As the hurricane season approaches Haiti, nine months after the devastating earthquake, two million are still living in primitive conditions in refugee camps, the Jesuit Refugee Service reports.

Sonia Adames, Director of the Jesuit Service for Refugees and Migrants in the Dominican Republic of Entreculturas, told a Spanish newspaper: "only 15% of the school-age population is receiving any education and there are still corpses still under the rubble."

"A tragedy like that earthquake had an impact around the world. So many deaths in just an instant attracts everyone's attention," said Sonia Adames, "but the media has not explained how more people are dying slowly because of their living conditions."

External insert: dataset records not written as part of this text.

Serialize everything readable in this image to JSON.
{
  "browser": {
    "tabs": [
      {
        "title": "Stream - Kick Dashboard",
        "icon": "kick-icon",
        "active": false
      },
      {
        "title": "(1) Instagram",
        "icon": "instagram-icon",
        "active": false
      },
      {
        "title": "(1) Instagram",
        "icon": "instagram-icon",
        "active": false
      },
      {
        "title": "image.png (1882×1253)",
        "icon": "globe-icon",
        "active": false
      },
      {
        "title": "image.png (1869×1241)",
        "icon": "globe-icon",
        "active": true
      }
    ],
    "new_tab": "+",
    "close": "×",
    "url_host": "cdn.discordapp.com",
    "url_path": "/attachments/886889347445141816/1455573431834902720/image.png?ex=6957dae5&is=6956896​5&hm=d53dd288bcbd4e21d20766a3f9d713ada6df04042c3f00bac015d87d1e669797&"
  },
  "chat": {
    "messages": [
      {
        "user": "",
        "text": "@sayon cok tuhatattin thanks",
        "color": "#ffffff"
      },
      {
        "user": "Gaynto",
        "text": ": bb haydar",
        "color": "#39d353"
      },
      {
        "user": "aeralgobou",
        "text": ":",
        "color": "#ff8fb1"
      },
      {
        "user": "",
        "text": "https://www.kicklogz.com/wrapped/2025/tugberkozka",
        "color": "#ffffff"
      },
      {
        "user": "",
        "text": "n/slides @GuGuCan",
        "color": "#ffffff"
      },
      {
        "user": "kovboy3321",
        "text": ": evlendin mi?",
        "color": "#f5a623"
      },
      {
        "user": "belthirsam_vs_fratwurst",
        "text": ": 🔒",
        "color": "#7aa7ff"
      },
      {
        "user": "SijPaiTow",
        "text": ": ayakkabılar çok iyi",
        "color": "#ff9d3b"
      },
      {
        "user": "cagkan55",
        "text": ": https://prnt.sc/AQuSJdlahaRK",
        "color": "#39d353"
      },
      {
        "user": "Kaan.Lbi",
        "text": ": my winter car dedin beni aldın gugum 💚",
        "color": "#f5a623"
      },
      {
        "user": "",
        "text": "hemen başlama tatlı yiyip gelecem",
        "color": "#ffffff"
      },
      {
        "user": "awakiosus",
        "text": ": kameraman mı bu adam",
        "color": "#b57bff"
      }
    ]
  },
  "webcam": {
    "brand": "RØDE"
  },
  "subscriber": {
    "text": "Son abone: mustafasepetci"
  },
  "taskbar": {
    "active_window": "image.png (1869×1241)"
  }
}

"Nine months after the earthquake, the time necessary before giving birth, there should have already been a movement of reconstruction. Life in the camps is deteriorating, the hurricane season has begun, and the unsanitary conditions in all the refugee camps, which 'house' up to 6,000 people, will increase...The media does not see what's inside the tents. That is what is becoming more and more horrible in all its dimensions: lack of hygiene, hunger, and the injured who have had limbs amputated or have even been operated on the skull and the hips. With an impressive heat of 97 degrees Fahrenheit. In Haiti, there are only two seasons, summer and 'hell,' and now we're in 'hell,' with a humid heat that is really just hellish, with a sun that beats down on a deforested country."

The owners of the land where the tents were set up at the time the emergency are now starting to reclaim their property, and "we need to move these people," said Sonia. Haitians are asking a question that remains unanswered: "Where is the multi-billion dollar aid?" Sonia Adames said that the IDP camps have only received aid through organizations and NGOs that were previously present in Haiti, both from the churches in general and civil society. "But such aid cannot cover the entire cost of the tragedy," she said.